On Mar 10, 2010, at 12:48 PM, Nick Perez wrote:

On Wed, 10 Mar 2010 12:19:12 -0500
Sir Robert Burbridge <[email protected]> wrote:

What's bad about them? What makes them "annoying and ugly?"

The biggest problem with Attributes in general is that they are just
dumb strings. All that you see in Cat ":PathPart('blah')" has to be
parsed and ascribed meaning. PathPart isn't special. It isn't really
some function call. And once you strip away the veneer and realize what
an ugly hack it is built on top of parsed strings given meaning, you
want to avoid them for representing complex pieces of information.

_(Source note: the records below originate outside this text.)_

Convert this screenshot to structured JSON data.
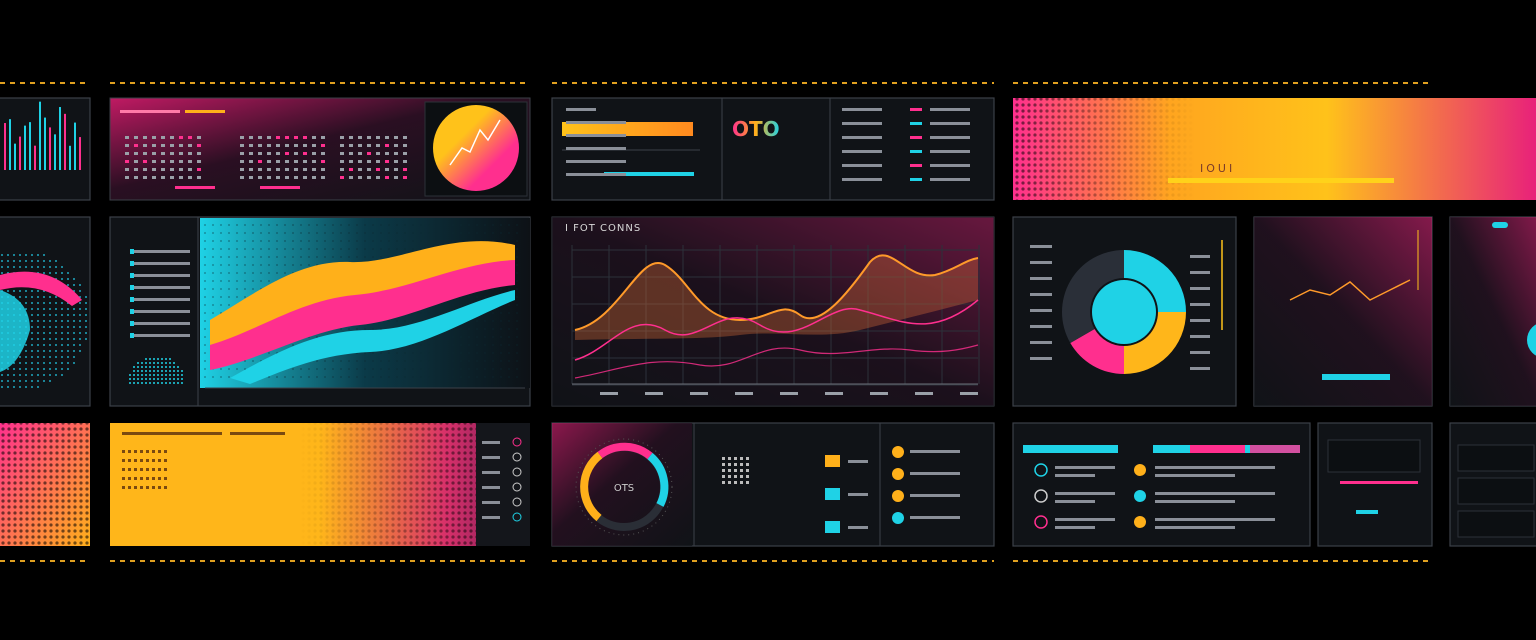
{
  "panels": {
    "header_badge": "OTO",
    "chart_title": "I FOT CONNS",
    "banner_label": "IOUI",
    "gauge_label": "OTS"
  }
}
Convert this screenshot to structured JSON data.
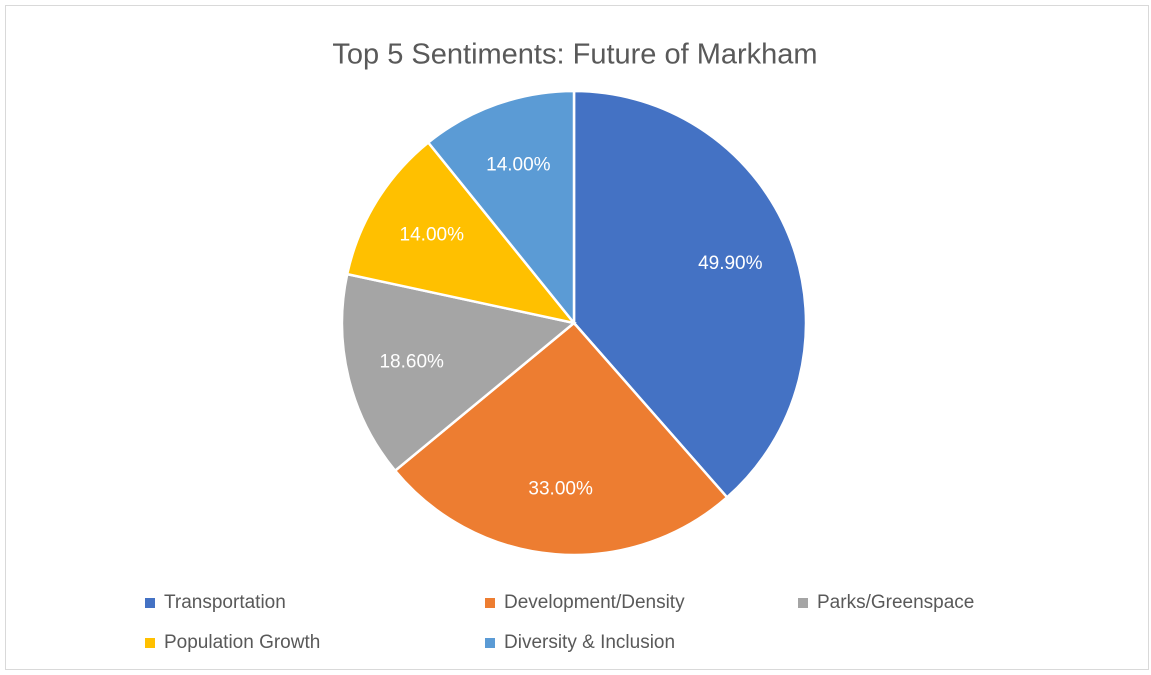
{
  "chart_data": {
    "type": "pie",
    "title": "Top 5 Sentiments: Future of Markham",
    "categories": [
      "Transportation",
      "Development/Density",
      "Parks/Greenspace",
      "Population Growth",
      "Diversity & Inclusion"
    ],
    "values": [
      49.9,
      33,
      18.6,
      14,
      14
    ],
    "value_labels": [
      "49.90%",
      "33.00%",
      "18.60%",
      "14.00%",
      "14.00%"
    ],
    "colors": [
      "#4472c4",
      "#ed7d31",
      "#a5a5a5",
      "#ffc000",
      "#5b9bd5"
    ],
    "legend": "bottom"
  }
}
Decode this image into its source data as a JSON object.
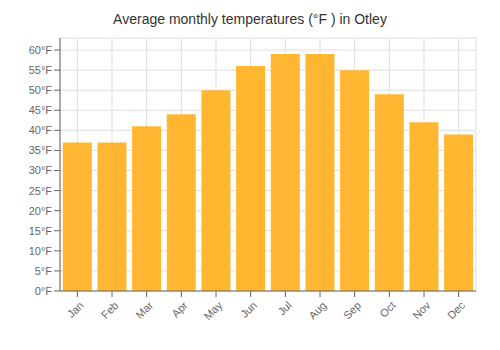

Additionally they usually need to be captured very early in the compile-time cycle, way before they can actually be useful. The result is that you end up having to a lot of your own bookkeeping code to manage them. This is why you have to do this:

  package My::Catalyst::Controller;
  use Moose;
  BEGIN { extends 'Catalyst::Controller' }

Because Catalyst::Controller must capture the attributes in your file at compile time, and if 'extends' is not called at BEGIN time then it is too late to capture the attributes.

Also the API that Perl provides for them is quite possibly one of the most awkward APIs I have ever had the displeasure to work with.

In short, they look nice, they seem nice, but actually using them is a messy nightmare best avoided.